Dartnell surrounded himself with highly creative and innovative people, she said. “He was also very supportive of small businesses in L.A. and helped them get off the ground.”

“He was a trailblazer, a risk-taker and often fearless. We would do things without any hesitation — just go and make it happen — just do it,” Rumohr said.

Dartnell was just 31 years old when the then-publicly traded St. Louis-based Kellwood Co. acquired his bridge-priced contemporary sportswear label and parent company, Force One. With his shoulder-length sun-kissed hair, easy smile and grizzled beard, Dartnell exuded a non-executive casualness that masked a business savviness. His prints often served as conversation starters such as one of people dancing in the streets of New Orleans during Mardi Gras. At the time of that acquisition, Dartnell told WWD that joining a large reputable company had been the the goal since his company’s inception. The designer stayed on with Kellwood initially in the role of president and design director.

That same year the designer returned to the fashion industry for a spell with the launch of a company called Deed — as in doing a good deed. Keeler, who owned the Keelergordon textile design studio at that time, praised Dartnell’s cleverness in recognizing the place in the market between sportswear and contemporary clothing. “She said, “He was the best salesman, who exuded charisma and was giant in statue. His creative focus was like a hawk. He lived by lists and was awake and ready to work by 5 a.m. Before he made a name for himself, he made strong relationships with specialty boutiques, who became his loyal customers.” adding that his business later took off with distribution in Saks Fifth Avenue, Bloomingdales and other major retailers.

Kellwood eventually repositioned the business as part of a new group, the David Dart Design Group. By 1998, sales had climbed to about $40 million.

After exiting the Kellwood Co. in 2004, Dartnell took two years off and retreated to his 200-year-old estate in New Orleans’ Lower Garden District, where he took to landscaping and horticulture. He remained committed to the city in the wake of Hurricane Katrina, having told WWD in July 2006, “The city is in complete disarray, but I can find peace there. New Orleans has such aesthetic beauty with its architecture, live oaks and horticulture. That’s where I go to mellow out, and at the same time it keeps me real.”

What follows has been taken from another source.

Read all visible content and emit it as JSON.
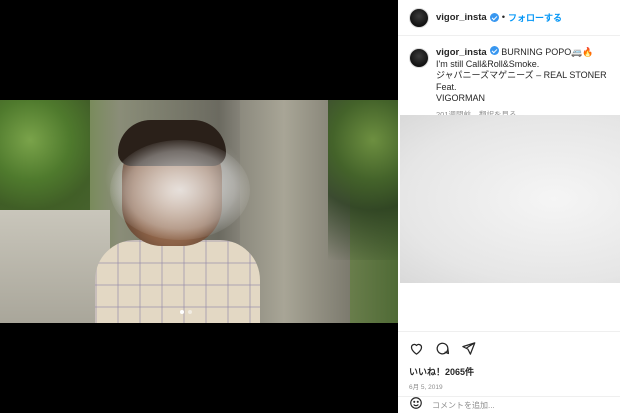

With his middle-of-the-road style and affordable pricing, Dartnell created collections for wear-to-work (when that was still a thing) and everyday dressing. He gained acclaim for his wide-ranging styles that included petite and large sizes. By his own account, Dartnell believed that “ Everything works. It’s about lifestyle and your own sense of style.”

Periscope Art founder Peri O’Connor recalled Monday how she would go see Dartnell every Monday morning in the ’90s to show him art that could be translated for his designs. At one point, their weekly meeting shifted to Saturdays and the designer would bring his toddler son to her Los Angeles house, since her daughter was the same age. Describing the designer as funny, warm and snarky, O’Connor said he once kept her waiting for two hours after becoming immersed in a project. O’Connor laughed endearingly about the encounter and said when Rumohr realized the delay and asked him why, Dartnell replied, “Please, I pay her mortgage.”

A cut-to-the-chase kind of person, Dartnell occasionally used his advertising to relay a more personal approach. In 1997, he ran a full-page ad with a small photo of himself looking relaxed, but assured with the tagline “focused sensible real” positioned like an E.E. Cummings poem. Two years prior, another full-page ad featured a full-length shot of a model wearing an apron dress with a short-sleeve blouson top, oxford shoes and a straw hat with a personal message of thanks to retailers for being nominated for the aforementioned Dallas Fashion Award.

Dartnell is survived by his son Devon.